Boasting one of the slickest back lines in the tournament, the Wallabies struggled to live up to their billing and the Irish got home on the back of four penalties and a drop goal.
As much as full back Kurtley Beale tried to weave his magic from the back, Ireland stood firm with a defence that refused to buckle under anything that the Wallabies threw at them .
Having won 20 of their 29 clashes with Ireland, with another match being drawn, Australia were favourites on paper, though these two countries have produced some epic battles over the years.
The Wallabies’ preparations suffered late setbacks, with star flanker David Pocock withdrawing on the morning of the game with a back strain. He was replaced by his Western Force teammate Ben McCalman, while Tatafu Polota-Nau came into the front-row for an ill Stephen Moore.
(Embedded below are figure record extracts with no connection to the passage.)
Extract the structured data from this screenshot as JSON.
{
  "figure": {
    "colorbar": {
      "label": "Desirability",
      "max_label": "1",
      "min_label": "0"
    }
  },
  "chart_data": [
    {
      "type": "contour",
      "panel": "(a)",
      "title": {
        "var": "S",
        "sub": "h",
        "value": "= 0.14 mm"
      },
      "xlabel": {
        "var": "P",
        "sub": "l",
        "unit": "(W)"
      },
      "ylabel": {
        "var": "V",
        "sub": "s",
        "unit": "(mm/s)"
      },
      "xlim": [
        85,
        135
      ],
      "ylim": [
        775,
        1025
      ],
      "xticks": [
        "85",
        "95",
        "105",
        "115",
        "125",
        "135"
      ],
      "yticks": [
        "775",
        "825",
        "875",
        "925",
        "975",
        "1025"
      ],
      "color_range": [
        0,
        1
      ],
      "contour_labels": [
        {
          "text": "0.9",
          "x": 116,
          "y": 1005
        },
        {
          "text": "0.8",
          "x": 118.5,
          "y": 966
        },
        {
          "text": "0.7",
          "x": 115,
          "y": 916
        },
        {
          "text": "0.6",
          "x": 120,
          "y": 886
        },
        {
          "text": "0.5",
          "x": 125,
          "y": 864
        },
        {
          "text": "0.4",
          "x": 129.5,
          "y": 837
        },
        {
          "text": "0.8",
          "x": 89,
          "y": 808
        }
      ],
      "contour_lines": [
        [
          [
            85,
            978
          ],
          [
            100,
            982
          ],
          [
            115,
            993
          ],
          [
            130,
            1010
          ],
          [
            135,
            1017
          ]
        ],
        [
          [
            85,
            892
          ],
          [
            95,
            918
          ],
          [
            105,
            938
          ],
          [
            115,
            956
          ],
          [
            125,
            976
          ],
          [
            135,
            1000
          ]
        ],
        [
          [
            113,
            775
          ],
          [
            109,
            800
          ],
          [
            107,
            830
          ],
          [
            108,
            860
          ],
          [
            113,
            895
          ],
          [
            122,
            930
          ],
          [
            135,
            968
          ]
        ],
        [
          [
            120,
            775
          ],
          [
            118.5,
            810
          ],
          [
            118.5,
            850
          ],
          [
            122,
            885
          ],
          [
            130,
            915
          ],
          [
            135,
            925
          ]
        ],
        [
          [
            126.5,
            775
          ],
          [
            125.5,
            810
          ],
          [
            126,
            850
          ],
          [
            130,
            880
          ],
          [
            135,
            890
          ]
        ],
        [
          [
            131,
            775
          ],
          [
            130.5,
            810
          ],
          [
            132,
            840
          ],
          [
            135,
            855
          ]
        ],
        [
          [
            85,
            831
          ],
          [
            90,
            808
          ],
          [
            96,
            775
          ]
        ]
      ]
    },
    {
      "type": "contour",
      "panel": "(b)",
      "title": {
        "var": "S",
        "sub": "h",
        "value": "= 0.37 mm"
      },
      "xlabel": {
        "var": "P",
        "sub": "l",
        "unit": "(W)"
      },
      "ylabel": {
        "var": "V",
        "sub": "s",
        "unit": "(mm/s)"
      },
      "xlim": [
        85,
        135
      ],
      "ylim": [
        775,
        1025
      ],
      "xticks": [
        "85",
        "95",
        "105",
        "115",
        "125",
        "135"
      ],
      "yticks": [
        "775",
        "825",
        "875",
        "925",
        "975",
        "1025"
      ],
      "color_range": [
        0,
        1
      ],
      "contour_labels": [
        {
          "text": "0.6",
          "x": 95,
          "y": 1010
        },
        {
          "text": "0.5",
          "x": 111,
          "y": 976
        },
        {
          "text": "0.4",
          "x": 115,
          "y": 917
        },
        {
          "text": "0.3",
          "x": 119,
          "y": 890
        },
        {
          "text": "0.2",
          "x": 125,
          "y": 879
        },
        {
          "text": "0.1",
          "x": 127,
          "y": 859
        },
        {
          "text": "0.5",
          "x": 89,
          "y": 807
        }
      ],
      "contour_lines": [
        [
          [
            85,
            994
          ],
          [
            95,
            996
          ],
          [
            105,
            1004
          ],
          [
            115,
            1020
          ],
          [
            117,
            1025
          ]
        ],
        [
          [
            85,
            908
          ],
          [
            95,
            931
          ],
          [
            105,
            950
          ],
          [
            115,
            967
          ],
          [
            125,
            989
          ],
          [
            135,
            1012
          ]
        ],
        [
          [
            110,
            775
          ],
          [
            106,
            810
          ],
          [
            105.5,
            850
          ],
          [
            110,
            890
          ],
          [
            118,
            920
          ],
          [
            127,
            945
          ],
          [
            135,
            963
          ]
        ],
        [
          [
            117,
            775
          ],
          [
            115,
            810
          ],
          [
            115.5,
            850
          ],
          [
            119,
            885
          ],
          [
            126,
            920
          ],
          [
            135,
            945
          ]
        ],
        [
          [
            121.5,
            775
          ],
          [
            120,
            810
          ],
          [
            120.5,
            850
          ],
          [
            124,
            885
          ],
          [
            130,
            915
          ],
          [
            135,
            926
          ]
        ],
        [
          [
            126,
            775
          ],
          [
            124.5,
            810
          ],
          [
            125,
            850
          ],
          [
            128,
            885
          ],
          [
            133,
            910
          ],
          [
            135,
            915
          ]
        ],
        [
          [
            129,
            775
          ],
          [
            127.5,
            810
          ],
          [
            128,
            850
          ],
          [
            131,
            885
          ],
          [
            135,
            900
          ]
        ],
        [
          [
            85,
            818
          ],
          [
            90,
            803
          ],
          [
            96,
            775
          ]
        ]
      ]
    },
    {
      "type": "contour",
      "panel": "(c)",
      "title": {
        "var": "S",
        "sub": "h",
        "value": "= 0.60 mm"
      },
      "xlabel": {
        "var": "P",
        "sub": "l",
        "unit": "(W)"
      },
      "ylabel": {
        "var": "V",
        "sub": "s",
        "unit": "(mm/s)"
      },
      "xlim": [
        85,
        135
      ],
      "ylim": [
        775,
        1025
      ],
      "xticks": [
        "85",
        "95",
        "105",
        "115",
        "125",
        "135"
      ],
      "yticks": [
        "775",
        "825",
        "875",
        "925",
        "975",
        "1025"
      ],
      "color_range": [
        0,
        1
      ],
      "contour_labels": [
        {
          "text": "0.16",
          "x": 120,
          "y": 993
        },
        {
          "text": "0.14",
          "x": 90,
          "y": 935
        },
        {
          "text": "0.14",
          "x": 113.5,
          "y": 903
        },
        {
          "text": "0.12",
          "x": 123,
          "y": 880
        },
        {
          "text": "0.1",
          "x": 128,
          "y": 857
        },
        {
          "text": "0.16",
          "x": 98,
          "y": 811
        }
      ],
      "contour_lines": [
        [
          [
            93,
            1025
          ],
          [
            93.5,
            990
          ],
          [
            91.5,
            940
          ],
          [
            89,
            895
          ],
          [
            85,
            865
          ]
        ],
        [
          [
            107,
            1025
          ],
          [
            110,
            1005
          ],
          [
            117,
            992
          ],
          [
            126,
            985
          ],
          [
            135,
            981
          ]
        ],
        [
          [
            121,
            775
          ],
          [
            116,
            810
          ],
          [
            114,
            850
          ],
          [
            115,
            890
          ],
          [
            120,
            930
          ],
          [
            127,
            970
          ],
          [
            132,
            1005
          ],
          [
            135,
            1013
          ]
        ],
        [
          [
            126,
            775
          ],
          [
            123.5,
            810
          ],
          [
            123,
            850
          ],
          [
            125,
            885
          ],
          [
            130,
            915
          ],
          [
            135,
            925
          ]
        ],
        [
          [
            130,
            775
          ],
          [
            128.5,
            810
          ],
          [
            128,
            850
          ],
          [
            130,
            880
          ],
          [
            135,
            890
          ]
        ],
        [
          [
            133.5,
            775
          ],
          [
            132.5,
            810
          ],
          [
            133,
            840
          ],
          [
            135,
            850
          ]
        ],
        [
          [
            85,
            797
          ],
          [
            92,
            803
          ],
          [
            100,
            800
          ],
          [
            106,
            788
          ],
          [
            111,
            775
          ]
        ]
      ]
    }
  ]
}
It was a lively start, the Wallabies immediately putting pressure on the Irish after Keith Earls put his foot into touch from Quade Cooper’s kick-off.
Australia had their first chance for points in the fifth minute after full back Rob Kearney was penalised for a high tackle on his opposite number Kurtley Beale, but wing James O’Connor sent his shot just wide of the left-hand upright.
O’Connor, back in the starting side, made no mistake from in front six minutes later after the Wallabies were gifted a penalty from a scrum five metres out.
Ireland had their first chance to get on the scoreboard but fly half Jonathan Sexton’s long-range penalty from just inside half-way went wide. However, he drew his side level at 3-3 with a much easier effort after 15 minutes.
Australia then had to weather an onslaught from Ireland and Sexton put the Irish ahead 6-3 with only his second drop goal in international rugby.
O’Connor squared things up in the 24th minute after the Irish were caught offside. With the Wallabies upping the tempo in attack, they were gifted another three-point chance when the Irish were penalised for hands in the ruck, but O’Connor could not convert.
Sexton missed another long-range penalty seven minutes from half-time as both sides struggled to break the line in attack.
The Wallabies were again caught offside in the 49th and Sexton landed his third penalty to put Ireland 9-6 ahead.
Minutes later, Australia again infringed at the scrum but they were fortunate that Sexton’s relatively easy attempt rattled off the upright.
It was the Will Genia-Quade Cooper combination that almost found a way through wide on the right but Cooper’s final pass went astray with the line in sight.
But again Australia’s scrum conceded a penalty and this time it was a gift for Ronan O’Gara, who had come on as a replacement in the 48th minute. At 12-6 ahead in 61st minute, Ireland sniffed a victory and Australia were desperate for a break.
Australia needed all their resolve to keep Ireland out in the 67th minute, a timely penalty coming just in the nick of time as Ireland were bearing down on their line.
But another collapsed scrum virtually in front minutes later gifted O’Gara another penalty to put Ireland 15-6 with 10 minutes left.
Australia were camped all over Ireland’s line in the closing minutes but could not break through.
It took some desperate cover defence to stop Tommy Bowe from almost running the length of the field after intercepting a stray pass from Cooper in the last few minutes.
Quade Cooper (AUS), On the Eden Park crowd supporting Ireland: “There definitely was a lot of Irish support. That could have helped them. But they played a very good game. We didn’t play our best, so full credit to them.”
On the Irish team: “We knew the quality they had in their side. It was one of those games which was a real arm wrestle, but they came out on top, the way they dominated at the breakdown. Then we were in a position where we had to play catch-up football. They played hard on the ball and kept getting turnover after turnover. They kept attacking the breakdown, getting the penalty and kicking three points. When you do it over and over the scoreboard keeps ticking over.”
On the road ahead: “It’s a tough one, but one everyone is up for. It isn’t the end of the road for us. It just makes the road tougher.”
On losing: “It’s never a good feeling when you lose a game, especially important games like the World Cup We’ve got to look at ourselves and say we messed up.”
On not winning at Eden Park for 25 years: “A ground’s a ground. The way they played tonight, they would have played well on any ground.”
Stephen Ferris (IRE)
On Ireland’s scrum: “Our scrum was unbelievable all night. We always knew we were capable of it. We showed that when we played against England in the Six Nations. We’ve done a lot of work on it and it’s paying dividends.”
Keith Earls (IRE)
On what the victory means for Ireland: “We, as Irish, tend to be negative. But tonight we showed we could do it. It’s massive. It’s up there with Grand Slams, to beat the Tri Nations champions.
“It’s definitely one of the best games I’ve ever played in. I’ve been getting texts from back home. Limerick and Dublin are going crazy. It’s a real lift for the people back home.”